The projects involving Tk 148.95 crore that the government took up have failed to revive the silk sector in a decade.
The authorities have already spent Tk 103.01 crore, as Sericulture Development Board data show, but the projects have hardly worked to revive the industry.
The production of silk yarn, used in luxurious, traditional clothing such as sari, punjabi and shawl, decreased in the past financial year compared with the production of the 2015 financial year.
The board could produce only 1,134 kilograms of yarn from 149 tonnes of cocoons in the 2024 financial year.
But, it produced 1,229 kilograms of yarn from 123 tonnes of cocoons in the 2015 financial year, the board’s annual reports show.
Official data show that the agency has taken five projects involving Tk 148.95 crore since 2013 to expand and develop of the silk industry.
Bangladesh has a demand for 400 tonnes of yarn a year and about 90 per cent of the demand is met with import.

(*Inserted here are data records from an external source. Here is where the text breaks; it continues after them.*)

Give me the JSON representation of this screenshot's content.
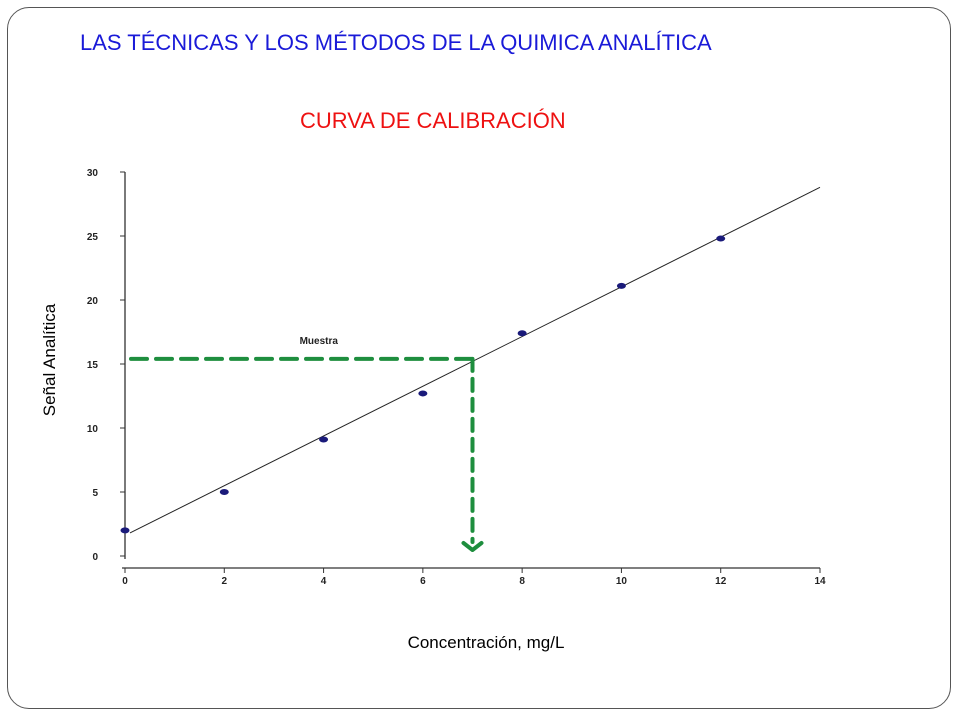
{
  "slide": {
    "title": "LAS TÉCNICAS Y LOS MÉTODOS DE LA QUIMICA ANALÍTICA"
  },
  "chart_data": {
    "type": "scatter",
    "title": "CURVA DE CALIBRACIÓN",
    "xlabel": "Concentración, mg/L",
    "ylabel": "Señal Analítica",
    "xlim": [
      0,
      14
    ],
    "ylim": [
      0,
      30
    ],
    "x_ticks": [
      0,
      2,
      4,
      6,
      8,
      10,
      12,
      14
    ],
    "y_ticks": [
      0,
      5,
      10,
      15,
      20,
      25,
      30
    ],
    "grid": false,
    "points": [
      {
        "x": 0,
        "y": 2.0
      },
      {
        "x": 2,
        "y": 5.0
      },
      {
        "x": 4,
        "y": 9.1
      },
      {
        "x": 6,
        "y": 12.7
      },
      {
        "x": 8,
        "y": 17.4
      },
      {
        "x": 10,
        "y": 21.1
      },
      {
        "x": 12,
        "y": 24.8
      }
    ],
    "fit_line": {
      "x": [
        0.1,
        14
      ],
      "y": [
        1.8,
        28.8
      ]
    },
    "sample": {
      "label": "Muestra",
      "x": 7.0,
      "y": 15.4,
      "color": "#1e8e3e"
    },
    "point_color": "#1a1a7a",
    "line_color": "#222222"
  }
}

Only one project, Integrated Plan for Expansion and Development of Sericulture in Bangladesh (2nd Phase), involving Tk 49.73 crore is now under way.
The three-year project, scheduled to end in June 2024, has, however, made a 46 per cent progress so far. A proposal for a two-year extension of the project has already been sent to the ministry, officials said.
The project had a target of producing 55 tonnes of yarn from 782 tonnes of cocoons.
The area for mulberry farming under the board has also decreased to 137.61 acres in the 2024 financial year from 148.5 acres in the 2015 financial year, the latest annual report shows.
Md Liakat Ali, the president of Bangladesh Silk Industry Owners’ Asscoaition, has claimed that yarn production has decreased because of fund mismanagement and misappropriation.
He has said that they urged the authorities stop the government’s absolute control of cocoon and silk yarn production.
Liakat said that 70 private silk factories in the Rajshahi BSCIC area, out of 76, had been closed for years for lack of silk yarn.
‘When neighboring countries continuously progress in the silk sector, why do we lag behind?’ said Ahmed Shafi Uddin, president of the Rajshahi district unit of Shushashoner Jonno Nagorik.
Raw silk yarn production has increased to 38,913 tonnes in India, as Central Silk Board of India web site says, in the 2024 financial year from 31,906 tonnes in the 2018 financial year.
The Bangladesh Sericulture Development Board director general Md Anwar Hussain could not be reached for comments despite repeated attempts.
The director (administration and extension) Mohammad Emdadul Bari put the decrease in production down to human resource crunch.
Md Kamruzzaman, a former deputy chief accounts officer of the board, however, blamed corruption and irregularities in the board for the sorry state of the silk sector.
He alleged that 90 per cent of the information in the board’s annual report was ‘doctored’, noting that the officials come up with fabricated data to show an increased production.
Aminuzzaman Md Saleh Reza, a professor of zoology in the University of Rajshahi, said that despite enormous potential, the silk sector is on the verge of extinction, mostly because of flawed policies and lack of proper planning and implementation.
‘We tend to think that silk is a non-profit sector. As we cannot get over it, we do not try hard to revive the industry,’ he added.
He also blamed delay in fund release, lack of skilled human resources, adequate research, and coordination for the failure of project implementation.